Sunday, January 4, 2009

Death--The Final Frontier!

No, it's not a bad thing to think about death. I was just thinking the other day and wondering exactly what mom might be up to right now. As I said in a previous post she loved her extended family, and believe me, she had an extended family. Her dad was one of eighteen children. That's right, EIGHTEEN. (It took two wives to produce all those kids, but it's a fact!)

The first major funeral I attended that of my grandfather Edward Price Oldham.I was one year old. The picture at the heading of this blog is our family in 1956 at Grandpa's funeral. If I could recall that time, it was probably the first and last time I ever saw Max's wife, Kay and her oldest children. Funerals are a time when families gather--probably the only time in some cases.

It was said that grandpa had about one thousand first and second cousins. I don't doubt that for a moment. So you see, mom is probably having the time of her "death" enjoying the family once more. They were a tight knit group, one that was highly interested in each other and in the comings and goings of each.

The next funeral that I remember with a lot of pain, is Grandma Annie Obray Oldham's funeral in 1968. I was thirteen. She'd had a stroke and spent the remainder of her days slipping away because she loved life too much to remain inactive. I loved my Grandma Oldham veraciously.

Dad's mother, Geneva Lund Olsen, died in 1972.She had suffered from what they lovingly referred to as "hardening of the arteries". We might call it something all together different these days. But she passed peacefully away on her couch. She was a marvelous lady and a great cook. I gotta tell you that was the last time I've seen some of those cousins pictured on the left. Like I said before, funerals bring families together.

Traditionally in Utah, the fourth Monday in May was referred to as "Decoration Day". It was set aside to honor those dearly departed with flowers--real or plastic. We never missed a decoration day even after moving to California. Our first stop was Mantua, Utah where dad grew up.The next stop was Paradise where mom was raised.
For the life of me I don't recall going to Grandpa Abner Scott Olsen's funeral and that's just tragic. But lastly I shall never forget my own mother's funeral. It took place on Christmas Eve 2005. Isn't that a wonderful day to hold a funeral? Not! What can I say. It was my mother who died. Sometimes in your mind you think they'll live forever and always be there for you. Her impending death wasn't suspected, however she was ninety years old and had been sick and needed a lot of care, but she was mentally as sharp as a tack and just as prickly. In fact I was ticked at her the very day she passed away because I selfishly wanted her to come to California and spend Christmas with my family. She died that night. Boy! Try to get over that heartache quickly. But being with my not-too-serious family helped immensely. We had a celebration instead of a wake, although it was sad and buckets and buckets of tears were shed; we partied. She wouldn't have wanted anything other than a big Olsen family party.

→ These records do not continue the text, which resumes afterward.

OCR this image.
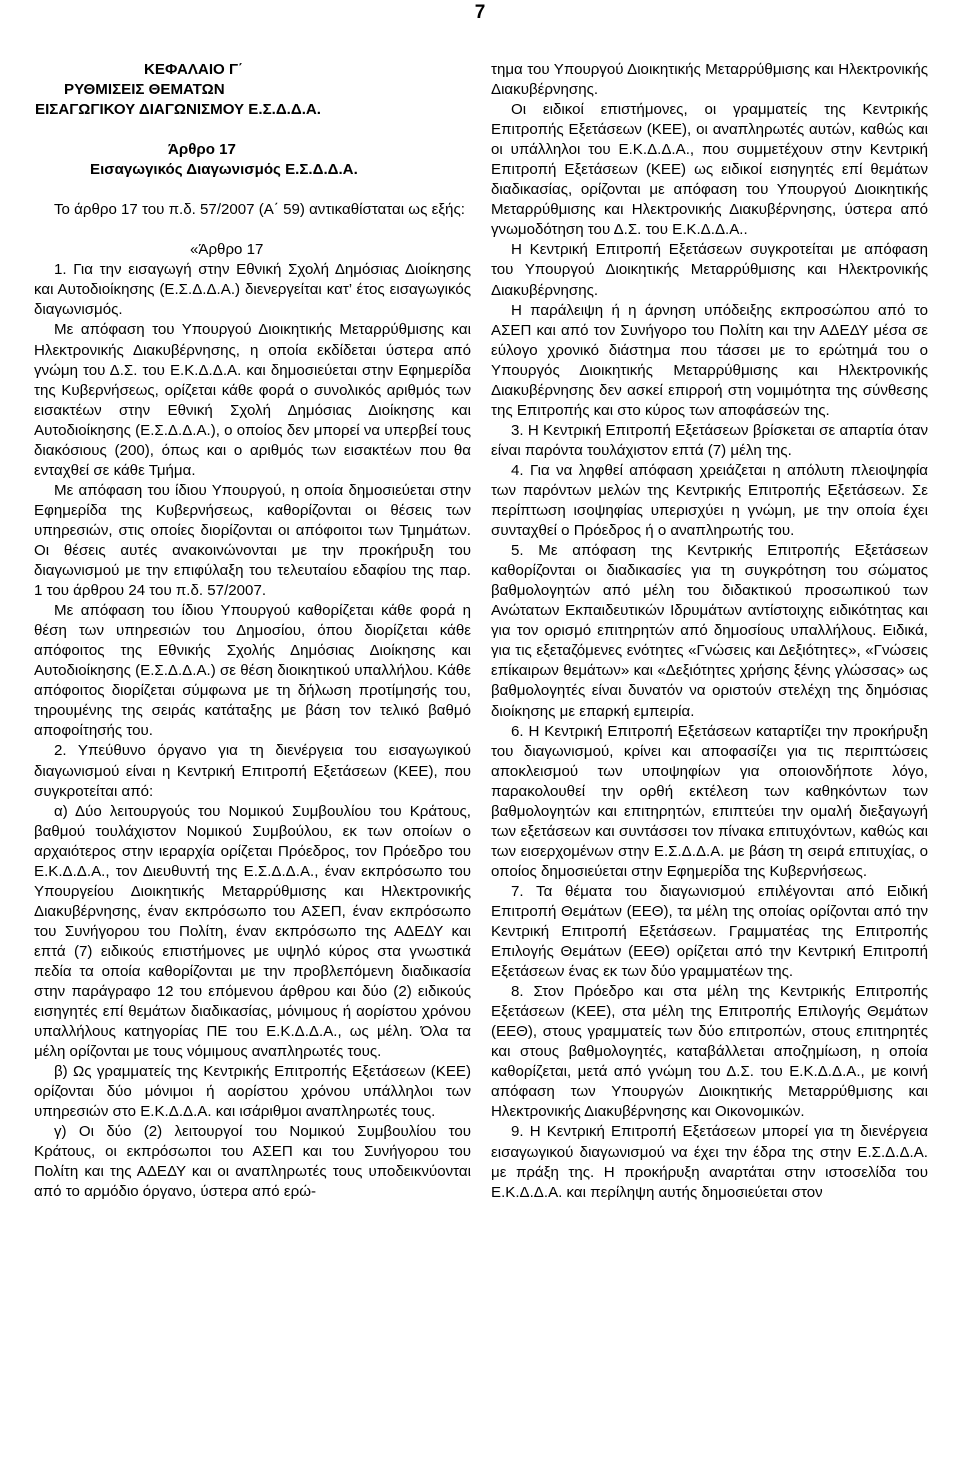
7
ΚΕΦΑΛΑΙΟ Γ΄
ΡΥΘΜΙΣΕΙΣ ΘΕΜΑΤΩΝ
ΕΙΣΑΓΩΓΙΚΟΥ ΔΙΑΓΩΝΙΣΜΟΥ Ε.Σ.Δ.Δ.Α.
Άρθρο 17
Εισαγωγικός Διαγωνισμός Ε.Σ.Δ.Δ.Α.

Το άρθρο 17 του π.δ. 57/2007 (Α΄ 59) αντικαθίσταται ως εξής:

«Άρθρο 17

1. Για την εισαγωγή στην Εθνική Σχολή Δημόσιας Διοίκησης και Αυτοδιοίκησης (Ε.Σ.Δ.Δ.Α.) διενεργείται κατ’ έτος εισαγωγικός διαγωνισμός.

Με απόφαση του Υπουργού Διοικητικής Μεταρρύθμισης και Ηλεκτρονικής Διακυβέρνησης, η οποία εκδίδεται ύστερα από γνώμη του Δ.Σ. του Ε.Κ.Δ.Δ.Α. και δημοσιεύεται στην Εφημερίδα της Κυβερνήσεως, ορίζεται κάθε φορά ο συνολικός αριθμός των εισακτέων στην Εθνική Σχολή Δημόσιας Διοίκησης και Αυτοδιοίκησης (Ε.Σ.Δ.Δ.Α.), ο οποίος δεν μπορεί να υπερβεί τους διακόσιους (200), όπως και ο αριθμός των εισακτέων που θα ενταχθεί σε κάθε Τμήμα.

Με απόφαση του ίδιου Υπουργού, η οποία δημοσιεύεται στην Εφημερίδα της Κυβερνήσεως, καθορίζονται οι θέσεις των υπηρεσιών, στις οποίες διορίζονται οι απόφοιτοι των Τμημάτων. Οι θέσεις αυτές ανακοινώνονται με την προκήρυξη του διαγωνισμού με την επιφύλαξη του τελευταίου εδαφίου της παρ. 1 του άρθρου 24 του π.δ. 57/2007.

Με απόφαση του ίδιου Υπουργού καθορίζεται κάθε φορά η θέση των υπηρεσιών του Δημοσίου, όπου διορίζεται κάθε απόφοιτος της Εθνικής Σχολής Δημόσιας Διοίκησης και Αυτοδιοίκησης (Ε.Σ.Δ.Δ.Α.) σε θέση διοικητικού υπαλλήλου. Κάθε απόφοιτος διορίζεται σύμφωνα με τη δήλωση προτίμησής του, τηρουμένης της σειράς κατάταξης με βάση τον τελικό βαθμό αποφοίτησής του.

2. Υπεύθυνο όργανο για τη διενέργεια του εισαγωγικού διαγωνισμού είναι η Κεντρική Επιτροπή Εξετάσεων (ΚΕΕ), που συγκροτείται από:

α) Δύο λειτουργούς του Νομικού Συμβουλίου του Κράτους, βαθμού τουλάχιστον Νομικού Συμβούλου, εκ των οποίων ο αρχαιότερος στην ιεραρχία ορίζεται Πρόεδρος, τον Πρόεδρο του Ε.Κ.Δ.Δ.Α., τον Διευθυντή της Ε.Σ.Δ.Δ.Α., έναν εκπρόσωπο του Υπουργείου Διοικητικής Μεταρρύθμισης και Ηλεκτρονικής Διακυβέρνησης, έναν εκπρόσωπο του ΑΣΕΠ, έναν εκπρόσωπο του Συνήγορου του Πολίτη, έναν εκπρόσωπο της ΑΔΕΔΥ και επτά (7) ειδικούς επιστήμονες με υψηλό κύρος στα γνωστικά πεδία τα οποία καθορίζονται με την προβλεπόμενη διαδικασία στην παράγραφο 12 του επόμενου άρθρου και δύο (2) ειδικούς εισηγητές επί θεμάτων διαδικασίας, μόνιμους ή αορίστου χρόνου υπαλλήλους κατηγορίας ΠΕ του Ε.Κ.Δ.Δ.Α., ως μέλη. Όλα τα μέλη ορίζονται με τους νόμιμους αναπληρωτές τους.

β) Ως γραμματείς της Κεντρικής Επιτροπής Εξετάσεων (ΚΕΕ) ορίζονται δύο μόνιμοι ή αορίστου χρόνου υπάλληλοι των υπηρεσιών στο Ε.Κ.Δ.Δ.Α. και ισάριθμοι αναπληρωτές τους.

γ) Οι δύο (2) λειτουργοί του Νομικού Συμβουλίου του Κράτους, οι εκπρόσωποι του ΑΣΕΠ και του Συνήγορου του Πολίτη και της ΑΔΕΔΥ και οι αναπληρωτές τους υποδεικνύονται από το αρμόδιο όργανο, ύστερα από ερώ-

τημα του Υπουργού Διοικητικής Μεταρρύθμισης και Ηλεκτρονικής Διακυβέρνησης.

Οι ειδικοί επιστήμονες, οι γραμματείς της Κεντρικής Επιτροπής Εξετάσεων (ΚΕΕ), οι αναπληρωτές αυτών, καθώς και οι υπάλληλοι του Ε.Κ.Δ.Δ.Α., που συμμετέχουν στην Κεντρική Επιτροπή Εξετάσεων (ΚΕΕ) ως ειδικοί εισηγητές επί θεμάτων διαδικασίας, ορίζονται με απόφαση του Υπουργού Διοικητικής Μεταρρύθμισης και Ηλεκτρονικής Διακυβέρνησης, ύστερα από γνωμοδότηση του Δ.Σ. του Ε.Κ.Δ.Δ.Α..

Η Κεντρική Επιτροπή Εξετάσεων συγκροτείται με απόφαση του Υπουργού Διοικητικής Μεταρρύθμισης και Ηλεκτρονικής Διακυβέρνησης.

Η παράλειψη ή η άρνηση υπόδειξης εκπροσώπου από το ΑΣΕΠ και από τον Συνήγορο του Πολίτη και την ΑΔΕΔΥ μέσα σε εύλογο χρονικό διάστημα που τάσσει με το ερώτημά του ο Υπουργός Διοικητικής Μεταρρύθμισης και Ηλεκτρονικής Διακυβέρνησης δεν ασκεί επιρροή στη νομιμότητα της σύνθεσης της Επιτροπής και στο κύρος των αποφάσεών της.

3. Η Κεντρική Επιτροπή Εξετάσεων βρίσκεται σε απαρτία όταν είναι παρόντα τουλάχιστον επτά (7) μέλη της.

4. Για να ληφθεί απόφαση χρειάζεται η απόλυτη πλειοψηφία των παρόντων μελών της Κεντρικής Επιτροπής Εξετάσεων. Σε περίπτωση ισοψηφίας υπερισχύει η γνώμη, με την οποία έχει συνταχθεί ο Πρόεδρος ή ο αναπληρωτής του.

5. Με απόφαση της Κεντρικής Επιτροπής Εξετάσεων καθορίζονται οι διαδικασίες για τη συγκρότηση του σώματος βαθμολογητών από μέλη του διδακτικού προσωπικού των Ανώτατων Εκπαιδευτικών Ιδρυμάτων αντίστοιχης ειδικότητας και για τον ορισμό επιτηρητών από δημοσίους υπαλλήλους. Ειδικά, για τις εξεταζόμενες ενότητες «Γνώσεις και Δεξιότητες», «Γνώσεις επίκαιρων θεμάτων» και «Δεξιότητες χρήσης ξένης γλώσσας» ως βαθμολογητές είναι δυνατόν να οριστούν στελέχη της δημόσιας διοίκησης με επαρκή εμπειρία.

6. Η Κεντρική Επιτροπή Εξετάσεων καταρτίζει την προκήρυξη του διαγωνισμού, κρίνει και αποφασίζει για τις περιπτώσεις αποκλεισμού των υποψηφίων για οποιονδήποτε λόγο, παρακολουθεί την ορθή εκτέλεση των καθηκόντων των βαθμολογητών και επιτηρητών, επιπτεύει την ομαλή διεξαγωγή των εξετάσεων και συντάσσει τον πίνακα επιτυχόντων, καθώς και των εισερχομένων στην Ε.Σ.Δ.Δ.Α. με βάση τη σειρά επιτυχίας, ο οποίος δημοσιεύεται στην Εφημερίδα της Κυβερνήσεως.

7. Τα θέματα του διαγωνισμού επιλέγονται από Ειδική Επιτροπή Θεμάτων (ΕΕΘ), τα μέλη της οποίας ορίζονται από την Κεντρική Επιτροπή Εξετάσεων. Γραμματέας της Επιτροπής Επιλογής Θεμάτων (ΕΕΘ) ορίζεται από την Κεντρική Επιτροπή Εξετάσεων ένας εκ των δύο γραμματέων της.

8. Στον Πρόεδρο και στα μέλη της Κεντρικής Επιτροπής Εξετάσεων (ΚΕΕ), στα μέλη της Επιτροπής Επιλογής Θεμάτων (ΕΕΘ), στους γραμματείς των δύο επιτροπών, στους επιτηρητές και στους βαθμολογητές, καταβάλλεται αποζημίωση, η οποία καθορίζεται, μετά από γνώμη του Δ.Σ. του Ε.Κ.Δ.Δ.Α., με κοινή απόφαση των Υπουργών Διοικητικής Μεταρρύθμισης και Ηλεκτρονικής Διακυβέρνησης και Οικονομικών.

9. Η Κεντρική Επιτροπή Εξετάσεων μπορεί για τη διενέργεια εισαγωγικού διαγωνισμού να έχει την έδρα της στην Ε.Σ.Δ.Δ.Α. με πράξη της. Η προκήρυξη αναρτάται στην ιστοσελίδα του Ε.Κ.Δ.Δ.Α. και περίληψη αυτής δημοσιεύεται στον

Which brings me back to my thought. Death! Is it something to be feared or welcomed? Someone in their testimony today said how wonderful a plan it is of the Lord's to provide for a passing from this mortal existence when this mortal body is incapable of living past a certain age or physical ability. To some it is a blessed release. Others think it is a terrible shame that some people are taken much too early. Yet who are we to say they really were too young or taken too soon? We just don't know the plan of our Heavenly Father and we certainly don't know what their mission in life or in death was. For an excellent discourse on death, the ramifications and the blessings see Tim's blog. This is part of a talk he has given at many funeral services.

Death--such a pleasant New Year's topic, don't you think? 'Cause we never know what the new year will bring. Are you ready?